Akal adalah pekara yang digunakan untuk mengetahui hal-hal yang dihadapi oleh manusia. Dengannya manusia bisa tahu mana yang baik dan buruk baginya. Ia bagaikan lampu dalam menjalani hidup. Pertanyaannya, dimanakah akal berada? Ia berada di otak, buktinya kalau kita sedang kebingungan dalam memecahkan suatu masalah, maka yang kita pegangi, yang terasa panas adalah kepalamu.
Tapi apakah benar jika hanya otaklah yang digunakan untuk berfikir oleh manusia?. Sebenarnya yang terjadi tidaklah demikian, otak hanyalah sebuah wadah. Sedangkan isinya hanyalah Allah yang tahu karena ini termasuk rahasia Allah SWT. Sebab kalau kita membahas tentang otak, hewan pun juga memiliki otak, tapi kenapa yang mempunyai akal hanya manusia? Allah SWT berfirman:
وَيَسْأَلُونَكَ عَنِ الرُّوحِ قُلِ الرُّوحُ مِنْ أَمْرِ رَبِّي وَمَا أُوتِيتُمْ مِنَ الْعِلْمِ إِلَّا قَلِيلًا (الإسراء : 85)
Artinya : “Dan mereka bertanya kepadamu tentang roh. Katakanlah (Muhammad): "Roh itu termasuk urusan Tuhan-ku, dan tidaklah kamu diberi pengetahuan melainkan sedikit".” (QS. Al-Israa’ : 85)

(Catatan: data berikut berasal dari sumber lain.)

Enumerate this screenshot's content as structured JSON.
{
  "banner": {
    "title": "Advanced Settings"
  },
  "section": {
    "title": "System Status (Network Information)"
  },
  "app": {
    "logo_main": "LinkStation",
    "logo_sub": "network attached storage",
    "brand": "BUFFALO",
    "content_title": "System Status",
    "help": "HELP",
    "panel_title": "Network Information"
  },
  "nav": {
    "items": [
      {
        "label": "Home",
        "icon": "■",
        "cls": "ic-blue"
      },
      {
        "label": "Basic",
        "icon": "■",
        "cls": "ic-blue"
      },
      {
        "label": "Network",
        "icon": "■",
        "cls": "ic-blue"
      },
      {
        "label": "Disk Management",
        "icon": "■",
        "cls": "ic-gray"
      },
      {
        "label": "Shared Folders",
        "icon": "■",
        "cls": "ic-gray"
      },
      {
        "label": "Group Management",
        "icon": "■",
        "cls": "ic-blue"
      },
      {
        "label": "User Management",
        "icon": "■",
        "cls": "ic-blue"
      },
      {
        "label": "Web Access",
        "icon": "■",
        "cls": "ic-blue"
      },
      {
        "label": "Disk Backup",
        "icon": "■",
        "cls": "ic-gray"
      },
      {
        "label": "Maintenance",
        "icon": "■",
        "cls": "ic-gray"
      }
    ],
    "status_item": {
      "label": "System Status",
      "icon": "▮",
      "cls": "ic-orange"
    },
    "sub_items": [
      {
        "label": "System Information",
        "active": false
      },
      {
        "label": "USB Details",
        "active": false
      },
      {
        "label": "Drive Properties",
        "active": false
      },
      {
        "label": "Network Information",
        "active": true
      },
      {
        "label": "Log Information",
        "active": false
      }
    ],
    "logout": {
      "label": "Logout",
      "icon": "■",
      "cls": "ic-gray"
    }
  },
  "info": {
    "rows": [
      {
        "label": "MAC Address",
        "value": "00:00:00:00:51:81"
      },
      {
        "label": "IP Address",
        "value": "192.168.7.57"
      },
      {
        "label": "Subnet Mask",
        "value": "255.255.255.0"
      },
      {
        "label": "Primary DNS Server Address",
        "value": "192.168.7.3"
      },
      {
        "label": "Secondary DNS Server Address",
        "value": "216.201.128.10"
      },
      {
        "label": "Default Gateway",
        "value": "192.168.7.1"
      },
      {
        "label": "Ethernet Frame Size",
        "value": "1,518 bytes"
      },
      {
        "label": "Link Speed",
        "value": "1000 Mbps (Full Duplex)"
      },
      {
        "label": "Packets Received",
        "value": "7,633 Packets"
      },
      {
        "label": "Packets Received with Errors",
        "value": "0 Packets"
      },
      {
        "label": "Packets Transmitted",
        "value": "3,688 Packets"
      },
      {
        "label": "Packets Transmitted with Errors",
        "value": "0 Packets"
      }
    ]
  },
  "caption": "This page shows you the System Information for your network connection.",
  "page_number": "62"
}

Jadi yang membuat manusia bisa berfikir adalah Ruh. Ia menempel pada otak akhirnya kamu bisa berfikir, kemudian menempel pada hati akhirnya kamu bisa merasa senang/ susah, dan menempel pada tubuh akhirnya kamu bisa merasakan sekitar. Jadi semuanya disebabkan oleh Ruh, sedangkan Ruh adalah hal yang Ghoib, kita tidak tahu hakikatnya kecuali Allah SWT. Meskipun demikian, kita harus mempercayai keberadaannya, hal inilah yang membedakan orang yang benar-benar iman dan yang tidak.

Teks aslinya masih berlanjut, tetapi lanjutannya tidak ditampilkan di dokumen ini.